もう一度先ほどの襦裙を着て、浅葱色の披帛を揺らめかせながら自身の宮殿へと戻る鈴華を見送った後、私も宮殿の中へ戻る。
流石に、今日は東宮が来ることはなかった。執務が忙しかったのかどうなのか知らないが、とても喜ばしいことである。
いつもよりも高揚した気分のまま夕餉を取り、早々に湯浴みも済ませた私は、久しぶりに東宮のいない平穏な夜の時間を謳歌しようとしたが――舌戦と鍛錬の疲労から来た眠気にあっさり負け、いつもよりも早い段階で夢の世界へと沈んでいった。
そして、朝日が昇るとともに目を覚ました私は、侍女に支度を手伝ってもらいながら――いや、私はほぼほぼ手を動かしていないが――手際よく支度を終わらせる。
その後に届けられた朝餉を平らげた私は、六尚の女官長たちへ挨拶回りへ行こうとした。したのだが。
それは、全く予期していなかった出来事により、中断する羽目となった。
事の始まりは、嗜みの最終確認をしている最中に、音もなく入室してきた杏に呼び止められたことだろう。
急いている様子にも関わらず、礼儀を忘れずにぺこりと頭を下げた杏の手には、折り畳まれた白い紙が握られていた。

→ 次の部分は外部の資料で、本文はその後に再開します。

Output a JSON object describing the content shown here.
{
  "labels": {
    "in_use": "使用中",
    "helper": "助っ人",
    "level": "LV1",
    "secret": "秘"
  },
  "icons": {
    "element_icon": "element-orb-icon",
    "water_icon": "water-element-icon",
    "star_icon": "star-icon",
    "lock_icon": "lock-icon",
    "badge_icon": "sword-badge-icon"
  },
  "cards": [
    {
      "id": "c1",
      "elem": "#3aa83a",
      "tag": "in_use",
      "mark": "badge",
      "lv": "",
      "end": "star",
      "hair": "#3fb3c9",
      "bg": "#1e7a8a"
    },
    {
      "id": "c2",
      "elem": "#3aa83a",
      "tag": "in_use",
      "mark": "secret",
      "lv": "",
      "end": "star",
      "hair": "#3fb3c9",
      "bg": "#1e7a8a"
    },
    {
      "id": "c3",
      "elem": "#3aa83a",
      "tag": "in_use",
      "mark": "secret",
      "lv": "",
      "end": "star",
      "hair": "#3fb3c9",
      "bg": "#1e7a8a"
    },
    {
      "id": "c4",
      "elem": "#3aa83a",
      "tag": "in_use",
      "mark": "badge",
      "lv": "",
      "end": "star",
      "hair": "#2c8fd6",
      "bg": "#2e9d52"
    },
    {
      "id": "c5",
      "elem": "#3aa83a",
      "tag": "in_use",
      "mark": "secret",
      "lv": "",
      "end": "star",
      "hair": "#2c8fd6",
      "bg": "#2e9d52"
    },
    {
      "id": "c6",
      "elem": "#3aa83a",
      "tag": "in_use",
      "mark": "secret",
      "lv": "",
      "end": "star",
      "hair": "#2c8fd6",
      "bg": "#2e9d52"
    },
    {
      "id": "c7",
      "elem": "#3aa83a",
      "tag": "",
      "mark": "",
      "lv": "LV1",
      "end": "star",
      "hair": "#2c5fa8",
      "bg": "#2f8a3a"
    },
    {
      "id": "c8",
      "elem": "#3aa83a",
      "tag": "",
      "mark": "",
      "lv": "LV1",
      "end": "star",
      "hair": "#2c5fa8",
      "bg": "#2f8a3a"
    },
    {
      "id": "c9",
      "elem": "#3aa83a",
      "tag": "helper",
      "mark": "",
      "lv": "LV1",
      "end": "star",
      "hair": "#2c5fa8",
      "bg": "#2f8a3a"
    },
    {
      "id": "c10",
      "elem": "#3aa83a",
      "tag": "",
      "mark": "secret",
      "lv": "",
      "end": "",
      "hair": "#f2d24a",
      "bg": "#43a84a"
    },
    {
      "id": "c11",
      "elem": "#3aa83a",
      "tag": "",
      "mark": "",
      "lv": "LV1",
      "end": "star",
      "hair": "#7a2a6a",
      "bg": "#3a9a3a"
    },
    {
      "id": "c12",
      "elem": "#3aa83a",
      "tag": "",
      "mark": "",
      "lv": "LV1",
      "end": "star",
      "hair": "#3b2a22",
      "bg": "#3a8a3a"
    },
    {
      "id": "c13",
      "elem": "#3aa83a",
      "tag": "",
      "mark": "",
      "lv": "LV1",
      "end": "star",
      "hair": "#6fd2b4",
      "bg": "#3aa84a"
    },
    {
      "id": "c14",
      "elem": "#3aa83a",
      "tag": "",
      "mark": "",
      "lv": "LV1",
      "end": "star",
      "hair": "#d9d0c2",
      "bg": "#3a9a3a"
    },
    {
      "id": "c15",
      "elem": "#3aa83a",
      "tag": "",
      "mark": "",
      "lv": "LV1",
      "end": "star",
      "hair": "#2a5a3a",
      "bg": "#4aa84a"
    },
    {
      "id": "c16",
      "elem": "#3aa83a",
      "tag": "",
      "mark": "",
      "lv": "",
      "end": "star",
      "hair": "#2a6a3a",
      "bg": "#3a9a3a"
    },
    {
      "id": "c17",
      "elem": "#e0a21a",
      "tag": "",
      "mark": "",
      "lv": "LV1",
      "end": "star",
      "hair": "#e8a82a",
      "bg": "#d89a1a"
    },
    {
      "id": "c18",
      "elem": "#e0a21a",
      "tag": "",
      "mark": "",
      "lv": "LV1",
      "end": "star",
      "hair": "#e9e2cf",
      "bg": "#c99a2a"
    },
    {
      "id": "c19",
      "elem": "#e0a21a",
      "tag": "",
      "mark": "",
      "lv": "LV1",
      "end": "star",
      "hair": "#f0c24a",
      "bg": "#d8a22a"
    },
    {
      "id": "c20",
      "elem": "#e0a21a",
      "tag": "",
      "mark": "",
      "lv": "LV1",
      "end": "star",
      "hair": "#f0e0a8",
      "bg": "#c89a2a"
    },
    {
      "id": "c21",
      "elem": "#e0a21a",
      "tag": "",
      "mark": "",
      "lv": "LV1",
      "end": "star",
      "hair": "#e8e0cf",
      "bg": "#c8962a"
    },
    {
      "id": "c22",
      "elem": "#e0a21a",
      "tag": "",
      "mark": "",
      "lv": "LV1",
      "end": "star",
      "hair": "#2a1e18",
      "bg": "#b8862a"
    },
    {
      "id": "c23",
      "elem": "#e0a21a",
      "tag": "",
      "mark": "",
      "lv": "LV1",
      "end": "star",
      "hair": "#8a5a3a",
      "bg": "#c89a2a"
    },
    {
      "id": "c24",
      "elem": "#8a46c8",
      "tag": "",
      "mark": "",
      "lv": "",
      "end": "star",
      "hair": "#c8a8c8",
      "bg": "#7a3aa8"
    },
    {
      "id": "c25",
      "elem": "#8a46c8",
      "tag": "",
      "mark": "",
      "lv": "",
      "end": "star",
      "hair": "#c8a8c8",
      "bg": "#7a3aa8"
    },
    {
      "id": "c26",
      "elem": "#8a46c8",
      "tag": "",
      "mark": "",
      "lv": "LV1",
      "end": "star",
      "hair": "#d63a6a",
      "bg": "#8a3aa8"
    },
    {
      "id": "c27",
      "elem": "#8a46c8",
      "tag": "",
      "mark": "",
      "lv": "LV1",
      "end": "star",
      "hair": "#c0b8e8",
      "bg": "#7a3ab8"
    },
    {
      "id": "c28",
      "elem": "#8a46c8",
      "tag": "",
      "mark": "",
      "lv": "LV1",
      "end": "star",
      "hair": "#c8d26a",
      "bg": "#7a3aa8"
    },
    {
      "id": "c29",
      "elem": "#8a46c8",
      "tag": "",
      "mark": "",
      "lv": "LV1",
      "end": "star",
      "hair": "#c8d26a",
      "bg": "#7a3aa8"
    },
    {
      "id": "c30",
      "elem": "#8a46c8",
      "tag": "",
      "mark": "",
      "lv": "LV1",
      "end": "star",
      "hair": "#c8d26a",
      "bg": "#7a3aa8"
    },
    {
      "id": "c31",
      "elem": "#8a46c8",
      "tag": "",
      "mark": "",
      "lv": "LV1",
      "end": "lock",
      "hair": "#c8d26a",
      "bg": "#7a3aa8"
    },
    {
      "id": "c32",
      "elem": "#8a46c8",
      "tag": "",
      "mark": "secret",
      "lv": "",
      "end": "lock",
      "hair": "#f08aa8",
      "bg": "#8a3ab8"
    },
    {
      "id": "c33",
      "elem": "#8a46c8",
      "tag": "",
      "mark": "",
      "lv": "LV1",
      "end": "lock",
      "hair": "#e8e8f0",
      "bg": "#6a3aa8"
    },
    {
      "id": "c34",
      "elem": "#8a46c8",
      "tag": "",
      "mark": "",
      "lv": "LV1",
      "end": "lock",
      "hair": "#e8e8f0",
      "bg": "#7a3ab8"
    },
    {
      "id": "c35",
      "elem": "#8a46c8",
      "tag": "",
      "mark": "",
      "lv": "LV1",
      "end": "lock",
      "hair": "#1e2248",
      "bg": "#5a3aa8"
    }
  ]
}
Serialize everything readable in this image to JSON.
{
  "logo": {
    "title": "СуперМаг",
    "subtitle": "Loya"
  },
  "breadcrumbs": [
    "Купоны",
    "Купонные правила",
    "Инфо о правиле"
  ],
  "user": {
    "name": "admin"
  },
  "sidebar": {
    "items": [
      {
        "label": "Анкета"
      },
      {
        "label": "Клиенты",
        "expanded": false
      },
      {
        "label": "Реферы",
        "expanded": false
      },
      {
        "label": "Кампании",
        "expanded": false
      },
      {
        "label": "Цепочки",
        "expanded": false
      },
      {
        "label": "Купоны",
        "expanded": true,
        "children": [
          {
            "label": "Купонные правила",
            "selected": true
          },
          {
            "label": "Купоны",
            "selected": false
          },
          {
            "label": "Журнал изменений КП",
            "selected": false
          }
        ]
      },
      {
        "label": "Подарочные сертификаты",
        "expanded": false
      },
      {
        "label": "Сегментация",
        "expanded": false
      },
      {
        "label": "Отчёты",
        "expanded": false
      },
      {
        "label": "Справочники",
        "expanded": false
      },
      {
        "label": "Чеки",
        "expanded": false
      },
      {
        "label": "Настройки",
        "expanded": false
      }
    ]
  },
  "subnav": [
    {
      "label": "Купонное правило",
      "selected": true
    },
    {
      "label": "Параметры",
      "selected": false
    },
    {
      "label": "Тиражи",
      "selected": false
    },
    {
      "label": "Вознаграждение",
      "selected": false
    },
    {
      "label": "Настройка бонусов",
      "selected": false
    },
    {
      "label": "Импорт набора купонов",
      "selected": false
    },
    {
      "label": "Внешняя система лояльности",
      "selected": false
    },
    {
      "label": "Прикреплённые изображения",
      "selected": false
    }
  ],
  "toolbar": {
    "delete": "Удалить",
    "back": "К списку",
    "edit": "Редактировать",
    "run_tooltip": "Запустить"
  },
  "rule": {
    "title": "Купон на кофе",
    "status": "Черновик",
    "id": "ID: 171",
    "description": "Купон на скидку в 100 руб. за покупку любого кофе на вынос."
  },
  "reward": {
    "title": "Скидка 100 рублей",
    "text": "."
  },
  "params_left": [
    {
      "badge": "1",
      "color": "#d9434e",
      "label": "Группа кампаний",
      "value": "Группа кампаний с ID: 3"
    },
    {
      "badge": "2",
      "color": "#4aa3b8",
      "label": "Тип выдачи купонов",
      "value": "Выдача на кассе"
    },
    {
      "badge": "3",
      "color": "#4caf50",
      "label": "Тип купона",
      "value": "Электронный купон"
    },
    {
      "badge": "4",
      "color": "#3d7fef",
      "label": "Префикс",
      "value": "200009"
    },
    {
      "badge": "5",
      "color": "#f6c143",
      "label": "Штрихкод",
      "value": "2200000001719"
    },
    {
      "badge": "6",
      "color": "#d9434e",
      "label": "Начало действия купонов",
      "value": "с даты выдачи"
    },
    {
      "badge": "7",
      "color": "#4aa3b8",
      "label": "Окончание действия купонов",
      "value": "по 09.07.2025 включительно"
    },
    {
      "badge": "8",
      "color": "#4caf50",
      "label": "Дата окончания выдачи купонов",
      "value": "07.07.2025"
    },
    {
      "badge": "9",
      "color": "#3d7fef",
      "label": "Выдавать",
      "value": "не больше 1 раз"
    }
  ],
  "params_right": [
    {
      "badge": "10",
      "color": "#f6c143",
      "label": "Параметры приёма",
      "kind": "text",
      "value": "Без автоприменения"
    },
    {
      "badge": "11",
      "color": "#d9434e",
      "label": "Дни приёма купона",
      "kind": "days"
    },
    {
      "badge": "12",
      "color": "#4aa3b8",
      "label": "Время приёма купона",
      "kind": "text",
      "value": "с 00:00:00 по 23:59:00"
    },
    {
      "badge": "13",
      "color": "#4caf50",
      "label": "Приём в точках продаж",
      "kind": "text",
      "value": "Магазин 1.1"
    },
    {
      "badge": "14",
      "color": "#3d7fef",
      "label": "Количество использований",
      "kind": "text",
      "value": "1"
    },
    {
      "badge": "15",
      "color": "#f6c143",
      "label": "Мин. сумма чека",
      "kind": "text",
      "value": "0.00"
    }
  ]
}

そして彼女は、やや緊張した面持ちで私にその封筒を差し出し、告げる。
「娘娘、文が届いております」
彼女から差し出された紙をそっと受け取るが、差出人は書かれていない。
少々不信感を抱きながらも、丁寧に紙を広げて中を改める。
幸い、中に何か危険物が仕込まれているということはなかった。
そのことに少し警戒心を緩めつつ、紙に書かれた比較的小ぶりな文字に目を通す。
『明淳華様
夕立を心待ちにしてしたくなるような暑さの毎日ですが、お元気にしていますでしょうか。
昨日はわざわざ足をお運びいただいたものの、わたくしの個人的な都合でお断りしてしまったこと、お詫び申し上げます。
体調も回復いたしましたので、宜しければ本日の
少し小さいながらも、点画のハッキリしたどこか可憐な文字で綴られたその内容。
思ってもみなかった好機が訪れたことに対し、表情の変化は口の端をほんの少しだけ持ち上げるだけに留めたが、内心では高く拳を突き上げた。
本当に彼女の体調が回復したのかはともかく、向こうが私に会う気になってくれたのは僥倖だ。
私は、読了済みの文を元の折り目に沿って折り畳みながら、鼻歌でも歌い出したい程上がった気分で、外出先を一部変更する旨を伝えるべく、侍女たちに指示を飛ばした。